Shear-induced crystallization of polymorphic poly(butylene 2,6-naphthalate)

Crystal nucleation of poly(butylene 2,6-naphthalate) (PBN) and the subsequent growth of α- or β′-crystals were investigated under different shear and crystallization conditions. The critical shear conditions for the generation of crystal nuclei at different temperatures were determined by analyzing the relationship between the onset time of crystallization, as detected by the increase in the shear modulus, and the shear rate/specific work of flow.

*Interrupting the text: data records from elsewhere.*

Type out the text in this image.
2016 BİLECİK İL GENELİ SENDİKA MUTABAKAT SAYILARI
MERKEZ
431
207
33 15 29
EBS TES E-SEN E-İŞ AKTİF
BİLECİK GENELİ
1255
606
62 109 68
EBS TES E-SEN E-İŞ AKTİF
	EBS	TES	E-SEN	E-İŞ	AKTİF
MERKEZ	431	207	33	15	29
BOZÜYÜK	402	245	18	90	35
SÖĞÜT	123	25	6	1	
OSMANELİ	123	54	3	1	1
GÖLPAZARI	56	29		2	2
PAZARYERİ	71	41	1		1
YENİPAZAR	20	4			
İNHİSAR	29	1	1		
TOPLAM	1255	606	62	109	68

Critical shear rates and specific work of flow to cause nuclei formation increase with temperature, being around 0.5s⁻¹ and 0.01MPa at 220°C, and around 3s⁻¹ and slightly above 0.1MPa at 235°C, respectively, for a shearing duration of 10s. As such, PBN exhibits a rather low critical specific work of flow compared to many other polymers, which is attributed to the presence of the rigid naphthalene group in its chemical repeat unit. When the shear conditions exceed critical values, β′-crystals containing molecular segments with a more extended chain conformation than in α-crystals also form at temperatures where α-crystals typically grow in the quiescent melt. At certain (mild) shear and crystallization conditions, compared to crystallization of the relaxed melt, crystallization is slower, pointing to the destruction of pre-existing nuclei. This study provides initial guidelines for tailoring the morphology (molecular orientation, semicrystalline superstructure, crystal polymorphism) of PBN by variation of the industrial processing conditions, ultimately affecting product properties.